How do you ensure you get time to yourself and what do you do with that time?

​I have had a myriad of hobbies which include blogging and vlogging, crafts and studying for a degree with the Open University but my new love is running. It’s totally changed who I am as a person and how I give back to the community who helped me find this new passion.

Have you ever rediscovered or reinvented yourself? How?

​My life is a continuous path of self-discovery. Each step is part of that journey. I woudn’t be who I am now without my past and I won’t be the person I’m going to be without what is happening now. ​

Describe at least one physical feature you have that you consider to be beautiful

​My eyes. I love their shape and the colour. ​

What makes you stand out?

​I’m not afraid to share my opinion, I’m a very loyal friend. I’m a very determined person who isn’t afraid to fail because it creates a learning experience. ​

Is it important to you to support other mums?

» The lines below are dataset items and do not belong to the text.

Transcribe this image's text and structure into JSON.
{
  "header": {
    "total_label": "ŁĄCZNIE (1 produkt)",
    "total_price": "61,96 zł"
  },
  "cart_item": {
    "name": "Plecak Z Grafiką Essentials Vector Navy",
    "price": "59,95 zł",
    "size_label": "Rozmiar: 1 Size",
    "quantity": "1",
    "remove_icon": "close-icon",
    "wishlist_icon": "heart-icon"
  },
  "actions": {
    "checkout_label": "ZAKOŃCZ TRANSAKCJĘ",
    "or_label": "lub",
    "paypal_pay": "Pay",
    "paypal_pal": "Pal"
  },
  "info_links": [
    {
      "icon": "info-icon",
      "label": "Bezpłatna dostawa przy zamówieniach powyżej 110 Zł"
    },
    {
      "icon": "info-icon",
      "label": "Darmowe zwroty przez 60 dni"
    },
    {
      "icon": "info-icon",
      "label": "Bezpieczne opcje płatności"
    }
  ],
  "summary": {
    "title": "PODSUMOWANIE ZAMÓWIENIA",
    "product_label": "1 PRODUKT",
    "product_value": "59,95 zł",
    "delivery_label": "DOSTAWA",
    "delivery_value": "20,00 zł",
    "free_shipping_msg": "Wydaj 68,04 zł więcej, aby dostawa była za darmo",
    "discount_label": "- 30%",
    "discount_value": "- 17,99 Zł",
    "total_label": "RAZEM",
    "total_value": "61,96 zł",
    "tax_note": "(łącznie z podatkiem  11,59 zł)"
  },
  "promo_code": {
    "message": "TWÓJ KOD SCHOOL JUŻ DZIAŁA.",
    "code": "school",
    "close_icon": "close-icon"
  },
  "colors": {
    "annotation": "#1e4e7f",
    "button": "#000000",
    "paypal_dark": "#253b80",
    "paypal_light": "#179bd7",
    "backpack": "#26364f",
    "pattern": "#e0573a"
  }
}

​Absolutely. I’ve been through so much in my life as a mum that there’s always some advice I can give. I can also learn from others too if they are prepared to share. ​

Which mum inspires you?

​My own. She died at the age of 55 after suffering for 45 years with Bronchiecstasis (wrongly diagnosed as TB when she was a child). She managed to keep a house, a family, a small part-time job, deal with the divorce of her and my dad (the only man she’d ever been with) and still had time for everyone else. I didn’t appreciate her enough and regret that every single day. ​

What would you like the next Government to do to improve the lives of mums?

​I don’t necessarily think the Government needs to specifically target mums but look at family life as a whole – maternity/paternity leave, childcare costs, working hours (making it easier for the employer as well as the mother/father) and also​ to fully support non-traditional family units as an equality.